China kept its benchmark rates unchanged for the 13th straight month in June as expected, reflecting caution over uncertainty surrounding the Middle East conflict and mixed domestic economic data.
The one-year loan prime rate or LPR stayed at 3% and the five-year LPR was unmoved at 3.5%, according to the People's Bank of China on Monday.
The figures are aligned with the no-change forecast given by 30 market participants surveyed by Reuters.
Both rates have been kept unchanged since June 2025.
The decision reflects caution as Middle East tension remains. The U.S. and Iran are still negotiating for a peace treaty that could end their war. A joint statement from mediating countries Qatar and Pakistan said the parties agreed to a roadmap towards reaching a final deal in 60 days.
Analysts from ANZ predicted that the rates will remain, but fiscal spending might pick up as the global oil shock gradually wanes.

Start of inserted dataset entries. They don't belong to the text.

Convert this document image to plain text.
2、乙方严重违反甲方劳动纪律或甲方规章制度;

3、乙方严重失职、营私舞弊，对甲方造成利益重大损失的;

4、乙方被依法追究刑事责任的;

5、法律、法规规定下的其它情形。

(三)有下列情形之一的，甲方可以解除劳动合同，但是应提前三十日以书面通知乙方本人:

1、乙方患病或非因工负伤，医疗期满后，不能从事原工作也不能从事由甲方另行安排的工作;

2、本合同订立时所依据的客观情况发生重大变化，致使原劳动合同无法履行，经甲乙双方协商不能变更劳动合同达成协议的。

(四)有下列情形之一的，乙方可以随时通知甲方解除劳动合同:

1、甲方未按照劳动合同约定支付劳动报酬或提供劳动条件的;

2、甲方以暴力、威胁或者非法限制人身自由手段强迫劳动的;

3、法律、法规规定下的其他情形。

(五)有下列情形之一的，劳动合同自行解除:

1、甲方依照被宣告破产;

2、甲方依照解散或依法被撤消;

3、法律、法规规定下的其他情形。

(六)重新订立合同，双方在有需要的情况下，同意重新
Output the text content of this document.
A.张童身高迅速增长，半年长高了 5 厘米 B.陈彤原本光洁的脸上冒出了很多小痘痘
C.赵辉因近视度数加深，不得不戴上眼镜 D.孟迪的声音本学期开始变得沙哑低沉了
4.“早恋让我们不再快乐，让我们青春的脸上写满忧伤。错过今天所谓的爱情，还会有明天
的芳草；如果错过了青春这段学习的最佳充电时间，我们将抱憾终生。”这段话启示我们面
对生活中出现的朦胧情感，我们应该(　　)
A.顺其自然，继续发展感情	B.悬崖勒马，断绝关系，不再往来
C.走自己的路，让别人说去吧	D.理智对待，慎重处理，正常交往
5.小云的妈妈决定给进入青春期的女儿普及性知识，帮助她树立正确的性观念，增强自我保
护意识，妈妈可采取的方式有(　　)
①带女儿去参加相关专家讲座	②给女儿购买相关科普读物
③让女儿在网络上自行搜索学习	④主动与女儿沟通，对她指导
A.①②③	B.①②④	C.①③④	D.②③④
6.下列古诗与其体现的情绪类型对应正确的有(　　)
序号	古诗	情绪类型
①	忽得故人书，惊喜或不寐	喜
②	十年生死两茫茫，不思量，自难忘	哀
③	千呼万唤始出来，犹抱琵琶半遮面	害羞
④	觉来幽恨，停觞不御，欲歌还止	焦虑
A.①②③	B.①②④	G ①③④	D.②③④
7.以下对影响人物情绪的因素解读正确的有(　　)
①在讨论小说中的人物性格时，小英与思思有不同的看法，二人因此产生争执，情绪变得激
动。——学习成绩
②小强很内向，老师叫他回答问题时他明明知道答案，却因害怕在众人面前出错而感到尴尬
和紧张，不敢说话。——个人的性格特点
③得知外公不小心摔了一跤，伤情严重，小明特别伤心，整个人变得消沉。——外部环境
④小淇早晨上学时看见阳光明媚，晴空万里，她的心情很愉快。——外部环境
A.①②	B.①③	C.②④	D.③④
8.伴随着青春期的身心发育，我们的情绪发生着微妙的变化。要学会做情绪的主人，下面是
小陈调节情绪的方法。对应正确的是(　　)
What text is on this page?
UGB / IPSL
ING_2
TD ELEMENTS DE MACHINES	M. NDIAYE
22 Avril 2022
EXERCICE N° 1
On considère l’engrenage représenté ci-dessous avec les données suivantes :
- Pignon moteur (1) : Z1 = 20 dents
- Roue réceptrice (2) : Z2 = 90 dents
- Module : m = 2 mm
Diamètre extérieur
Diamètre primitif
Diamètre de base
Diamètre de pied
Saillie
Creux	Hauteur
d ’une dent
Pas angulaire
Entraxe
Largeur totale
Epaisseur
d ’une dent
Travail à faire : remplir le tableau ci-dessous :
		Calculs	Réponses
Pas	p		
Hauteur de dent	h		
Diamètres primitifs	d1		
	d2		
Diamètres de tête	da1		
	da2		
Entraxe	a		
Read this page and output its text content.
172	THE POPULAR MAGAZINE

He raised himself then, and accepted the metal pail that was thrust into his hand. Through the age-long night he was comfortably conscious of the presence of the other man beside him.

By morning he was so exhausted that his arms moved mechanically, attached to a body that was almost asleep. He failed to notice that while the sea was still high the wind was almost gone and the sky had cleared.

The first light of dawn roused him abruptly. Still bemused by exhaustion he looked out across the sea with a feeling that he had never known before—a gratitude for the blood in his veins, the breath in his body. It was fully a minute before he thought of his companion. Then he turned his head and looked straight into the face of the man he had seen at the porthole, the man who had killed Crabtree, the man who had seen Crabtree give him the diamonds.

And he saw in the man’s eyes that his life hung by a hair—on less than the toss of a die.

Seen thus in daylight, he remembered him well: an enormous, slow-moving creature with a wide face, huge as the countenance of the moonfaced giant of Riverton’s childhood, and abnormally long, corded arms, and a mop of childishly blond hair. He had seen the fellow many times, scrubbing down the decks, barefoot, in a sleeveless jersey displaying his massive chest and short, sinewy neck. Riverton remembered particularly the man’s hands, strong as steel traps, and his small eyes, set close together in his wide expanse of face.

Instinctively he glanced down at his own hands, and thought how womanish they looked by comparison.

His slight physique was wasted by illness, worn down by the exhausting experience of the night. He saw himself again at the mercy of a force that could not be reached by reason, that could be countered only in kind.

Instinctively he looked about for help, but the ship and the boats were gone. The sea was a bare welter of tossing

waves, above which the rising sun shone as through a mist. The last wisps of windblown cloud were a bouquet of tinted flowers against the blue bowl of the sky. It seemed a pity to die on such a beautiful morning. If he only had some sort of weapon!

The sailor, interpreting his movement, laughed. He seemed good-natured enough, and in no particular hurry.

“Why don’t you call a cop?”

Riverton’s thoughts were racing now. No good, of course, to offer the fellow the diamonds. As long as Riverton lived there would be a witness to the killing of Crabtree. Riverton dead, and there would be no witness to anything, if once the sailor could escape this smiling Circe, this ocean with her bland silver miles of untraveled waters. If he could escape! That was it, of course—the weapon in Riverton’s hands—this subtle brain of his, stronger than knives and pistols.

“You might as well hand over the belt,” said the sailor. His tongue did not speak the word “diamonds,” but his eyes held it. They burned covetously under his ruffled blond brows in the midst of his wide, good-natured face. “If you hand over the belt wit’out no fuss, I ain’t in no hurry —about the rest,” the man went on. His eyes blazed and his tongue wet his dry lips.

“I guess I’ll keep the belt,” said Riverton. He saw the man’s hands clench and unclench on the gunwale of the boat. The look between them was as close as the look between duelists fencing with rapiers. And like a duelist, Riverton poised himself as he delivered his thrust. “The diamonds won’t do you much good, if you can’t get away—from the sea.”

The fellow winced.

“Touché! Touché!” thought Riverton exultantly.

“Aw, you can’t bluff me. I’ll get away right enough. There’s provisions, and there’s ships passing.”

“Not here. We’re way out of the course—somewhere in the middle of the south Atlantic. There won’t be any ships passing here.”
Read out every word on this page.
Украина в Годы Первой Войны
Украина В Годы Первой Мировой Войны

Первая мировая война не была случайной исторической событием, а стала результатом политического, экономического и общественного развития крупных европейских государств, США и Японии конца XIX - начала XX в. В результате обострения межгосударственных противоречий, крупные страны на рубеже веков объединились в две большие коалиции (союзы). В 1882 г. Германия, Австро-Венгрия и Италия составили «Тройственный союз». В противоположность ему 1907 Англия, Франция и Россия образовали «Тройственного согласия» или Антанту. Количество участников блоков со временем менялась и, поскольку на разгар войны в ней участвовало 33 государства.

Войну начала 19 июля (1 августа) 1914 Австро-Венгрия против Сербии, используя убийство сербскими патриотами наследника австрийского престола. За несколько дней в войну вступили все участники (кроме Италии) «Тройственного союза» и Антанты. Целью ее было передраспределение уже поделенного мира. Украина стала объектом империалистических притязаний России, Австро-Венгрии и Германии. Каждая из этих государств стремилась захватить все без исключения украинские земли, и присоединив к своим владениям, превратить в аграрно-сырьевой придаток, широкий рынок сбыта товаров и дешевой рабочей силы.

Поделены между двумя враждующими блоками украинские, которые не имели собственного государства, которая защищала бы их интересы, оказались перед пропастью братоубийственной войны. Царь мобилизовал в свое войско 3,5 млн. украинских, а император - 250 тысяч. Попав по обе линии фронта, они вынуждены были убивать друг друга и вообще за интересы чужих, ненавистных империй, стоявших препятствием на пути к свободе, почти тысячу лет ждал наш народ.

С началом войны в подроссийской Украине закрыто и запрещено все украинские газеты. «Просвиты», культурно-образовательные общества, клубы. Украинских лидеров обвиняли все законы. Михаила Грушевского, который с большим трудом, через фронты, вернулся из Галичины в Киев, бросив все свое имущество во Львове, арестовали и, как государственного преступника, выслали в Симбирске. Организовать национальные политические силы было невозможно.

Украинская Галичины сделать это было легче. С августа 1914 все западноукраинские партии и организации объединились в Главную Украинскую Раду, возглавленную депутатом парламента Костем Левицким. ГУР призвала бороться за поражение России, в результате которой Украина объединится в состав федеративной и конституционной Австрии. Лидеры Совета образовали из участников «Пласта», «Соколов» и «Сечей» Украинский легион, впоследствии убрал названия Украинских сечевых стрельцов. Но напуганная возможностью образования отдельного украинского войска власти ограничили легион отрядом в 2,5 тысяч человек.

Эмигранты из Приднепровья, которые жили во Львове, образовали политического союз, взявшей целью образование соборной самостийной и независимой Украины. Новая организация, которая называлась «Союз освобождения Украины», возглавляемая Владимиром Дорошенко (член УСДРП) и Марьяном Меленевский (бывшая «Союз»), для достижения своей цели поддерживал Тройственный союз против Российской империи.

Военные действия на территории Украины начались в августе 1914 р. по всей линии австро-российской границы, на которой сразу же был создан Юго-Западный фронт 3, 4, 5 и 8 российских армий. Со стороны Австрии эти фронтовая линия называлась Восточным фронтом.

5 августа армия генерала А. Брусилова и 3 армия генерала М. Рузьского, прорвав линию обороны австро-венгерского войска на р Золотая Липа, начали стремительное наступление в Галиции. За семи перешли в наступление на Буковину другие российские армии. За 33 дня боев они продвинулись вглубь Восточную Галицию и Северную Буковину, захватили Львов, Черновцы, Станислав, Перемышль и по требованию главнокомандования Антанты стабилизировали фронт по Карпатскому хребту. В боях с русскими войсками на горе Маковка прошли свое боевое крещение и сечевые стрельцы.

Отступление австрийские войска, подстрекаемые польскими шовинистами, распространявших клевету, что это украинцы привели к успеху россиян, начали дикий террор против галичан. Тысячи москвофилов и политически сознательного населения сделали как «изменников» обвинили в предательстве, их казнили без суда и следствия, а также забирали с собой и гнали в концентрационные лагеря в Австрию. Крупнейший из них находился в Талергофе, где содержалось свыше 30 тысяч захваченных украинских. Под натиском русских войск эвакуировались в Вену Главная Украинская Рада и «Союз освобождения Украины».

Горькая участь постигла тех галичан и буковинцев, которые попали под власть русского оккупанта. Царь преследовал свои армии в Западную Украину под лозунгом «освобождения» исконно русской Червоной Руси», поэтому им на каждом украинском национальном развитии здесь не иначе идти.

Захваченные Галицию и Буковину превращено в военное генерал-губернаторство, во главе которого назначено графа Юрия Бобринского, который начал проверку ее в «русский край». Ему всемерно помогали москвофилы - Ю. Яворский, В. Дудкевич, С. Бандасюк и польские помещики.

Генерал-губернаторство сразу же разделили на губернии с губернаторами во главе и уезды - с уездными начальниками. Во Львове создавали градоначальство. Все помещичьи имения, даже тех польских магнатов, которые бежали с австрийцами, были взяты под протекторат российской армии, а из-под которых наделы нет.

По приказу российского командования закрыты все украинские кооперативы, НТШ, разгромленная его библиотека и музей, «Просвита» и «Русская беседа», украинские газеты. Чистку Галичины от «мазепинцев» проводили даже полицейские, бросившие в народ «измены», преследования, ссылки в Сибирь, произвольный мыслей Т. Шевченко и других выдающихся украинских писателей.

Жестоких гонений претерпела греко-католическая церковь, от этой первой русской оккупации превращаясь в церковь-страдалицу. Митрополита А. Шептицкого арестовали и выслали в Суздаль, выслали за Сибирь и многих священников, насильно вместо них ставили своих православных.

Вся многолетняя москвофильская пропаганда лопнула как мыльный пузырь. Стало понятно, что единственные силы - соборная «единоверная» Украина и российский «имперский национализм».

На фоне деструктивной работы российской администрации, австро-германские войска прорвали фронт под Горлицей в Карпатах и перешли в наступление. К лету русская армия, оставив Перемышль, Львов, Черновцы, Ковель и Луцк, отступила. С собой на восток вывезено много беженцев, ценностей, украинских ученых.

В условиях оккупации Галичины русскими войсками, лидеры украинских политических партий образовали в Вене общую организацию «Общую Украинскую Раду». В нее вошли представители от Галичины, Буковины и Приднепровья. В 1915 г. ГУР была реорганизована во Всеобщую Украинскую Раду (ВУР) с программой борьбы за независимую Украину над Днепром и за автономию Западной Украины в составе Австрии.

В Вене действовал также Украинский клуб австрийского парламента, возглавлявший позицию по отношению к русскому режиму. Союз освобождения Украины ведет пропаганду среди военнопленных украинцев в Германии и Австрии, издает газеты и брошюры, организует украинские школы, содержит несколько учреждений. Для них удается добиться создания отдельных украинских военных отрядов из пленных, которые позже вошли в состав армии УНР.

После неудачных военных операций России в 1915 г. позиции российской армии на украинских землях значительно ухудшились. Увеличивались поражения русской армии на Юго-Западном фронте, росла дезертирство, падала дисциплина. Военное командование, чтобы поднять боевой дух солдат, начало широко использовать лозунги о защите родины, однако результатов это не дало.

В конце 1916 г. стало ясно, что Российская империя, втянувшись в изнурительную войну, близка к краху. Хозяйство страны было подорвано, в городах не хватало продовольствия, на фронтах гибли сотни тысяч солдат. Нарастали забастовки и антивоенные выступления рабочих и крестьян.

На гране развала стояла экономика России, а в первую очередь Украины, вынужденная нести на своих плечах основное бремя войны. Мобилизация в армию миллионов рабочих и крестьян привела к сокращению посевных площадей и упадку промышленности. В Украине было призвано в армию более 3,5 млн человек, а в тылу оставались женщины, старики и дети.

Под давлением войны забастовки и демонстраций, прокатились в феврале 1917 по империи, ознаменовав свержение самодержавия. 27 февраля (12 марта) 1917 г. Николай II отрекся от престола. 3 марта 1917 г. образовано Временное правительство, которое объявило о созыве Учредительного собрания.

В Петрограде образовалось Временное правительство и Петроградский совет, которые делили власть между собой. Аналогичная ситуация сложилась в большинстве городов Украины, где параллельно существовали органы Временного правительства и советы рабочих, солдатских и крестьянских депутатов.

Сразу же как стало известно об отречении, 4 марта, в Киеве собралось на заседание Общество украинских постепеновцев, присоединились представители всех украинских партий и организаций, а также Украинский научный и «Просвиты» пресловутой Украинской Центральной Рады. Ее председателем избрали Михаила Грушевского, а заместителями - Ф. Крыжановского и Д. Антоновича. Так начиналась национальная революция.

"We also maintain our view of no rate cut this year, while seeing scope for targeted support
from the People's Bank of China," ANZ economists Vicky Xiao Zhou, Zhaopeng Xing and Raymond Yeung said in a May 16 note.
Domestically, China's economic data in May was mixed. Weak demand brought down retail sales and fixed asset investment last week, but industrial production grew stronger than expected due to external demand.
Official data showed that retail sales slipped 0.6% from a year earlier, while fixed asset investment fell 4.1% year on year.
Meanwhile, industrial production rose 4.5% year on year.
"The lack of investment appetite is one of the factors impacting markets, translating into low borrowing demand and, consequently, banks parking more funds in government bonds," Lynn Song, ING's chief economist for Greater China, said in a June 16 note. "Policymakers have expressed an intention to stabilize investment this year. It looks like they have their work cut out."